Just yesterday I was wondering what ever happened to “frivolous lawsuits” and the runaway juries Big Bidness and Republican lawmakers used to cite as reasons to push for tort reform. It seems Republicans couldn’t deliver. Big Bidness went to Plan B: circumventing the courts entirely. The New York Times brings us up to date:

Over the last 10 years, thousands of businesses across the country — from big corporations to storefront shops — have used arbitration to create an alternate system of justice. There, rules tend to favor businesses, and judges and juries have been replaced by arbitrators who commonly consider the companies their clients, The Times found.

The change has been swift and virtually unnoticed, even though it has meant that tens of millions of Americans have lost a fundamental right: their day in court.

“This amounts to the whole-scale privatization of the justice system,” said Myriam Gilles, a law professor at the Benjamin N. Cardozo School of Law. “Americans are actively being deprived of their rights.”

Who needs awards caps when there are no juries and no awards? That is, at least as far as reporters can tell. Proceedings are private and secretive, the decisions “nearly impossible to appeal.” The rest of the article is a lengthy and grim dive into example upon example of arbitration, “a rigged system of expediency,” working well for the companies and not so well for victim/plaintiffs:

“Private judging is an oxymoron,” Anthony Kline, a California appeals court judge, said in an interview. “This is a business and arbitrators have an economic reason to decide in favor of the repeat players.”

They tend to favor repeat customers over plaintiffs they will never see again. Go figure.

In a related story, the Times examines how high the deck is stacked against consumers in everything from credit cards to online shopping through arbitration agreements that include bans on class action lawsuits. Supreme Court rulings in 2011 and 2013 “enshrined the use of class-action bans in contracts” and
rendered action lawsuits all but impossible:

“This is among the most profound shifts in our legal history,” William G. Young, a federal judge in Boston who was appointed by President Ronald Reagan, said in an interview. “Ominously, business has a good chance of opting out of the legal system altogether and misbehaving without reproach.”
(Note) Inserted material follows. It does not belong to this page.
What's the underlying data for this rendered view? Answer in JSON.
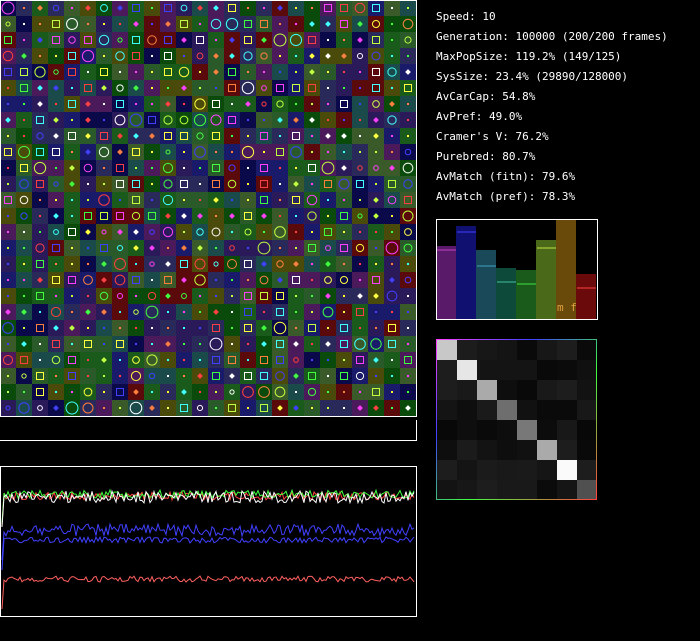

More than a decade in the making, the move to block class actions was engineered by a Wall Street-led coalition of credit card companies and retailers, according to interviews with coalition members and court records. Strategizing from law offices on Park Avenue and in Washington, members of the group came up with a plan to insulate themselves from the costly lawsuits. Their work culminated in two Supreme Court rulings, in 2011 and 2013, that enshrined the use of class-action bans in contracts. The decisions drew little attention outside legal circles, even though they upended decades of jurisprudence put in place to protect consumers and employees.

Which is to say (as I have), the corporate beast has slipped its collar. Now you are wearing it. The beast holds the other end. One of the behind-the-scenes players in the class-action saga? John G. Roberts Jr. By the time the antitrust case of Italian Colors (a restaurant) v. American Express reached the Supreme Court, Roberts was chief justice. In ruling for American Express, Justice Antonin Scalia defended arbitration, noting, “The antitrust laws do not guarantee an affordable procedural path to the vindication of every claim.” Even if class action is the only viable method for individuals to take on a corporation. In other words, puny humans, you are SOL.

Thinking back to George W. Bush and the heyday of agitation for tort reform, it is no wonder that the phrase has all but disappeared on Capitol Hill. The justice system corporations used to complain was out of control a decade ago is working just fine now, so long as it incarcerates poor people in private, for-profit prisons (debtors’ prisons, in some cases) and large companies have found a way to bypass it and get favorable judgments behind closed doors. Trial by a jury of peers violates an essential rule of the new power dynamics: corporate persons are your betters, not your peers.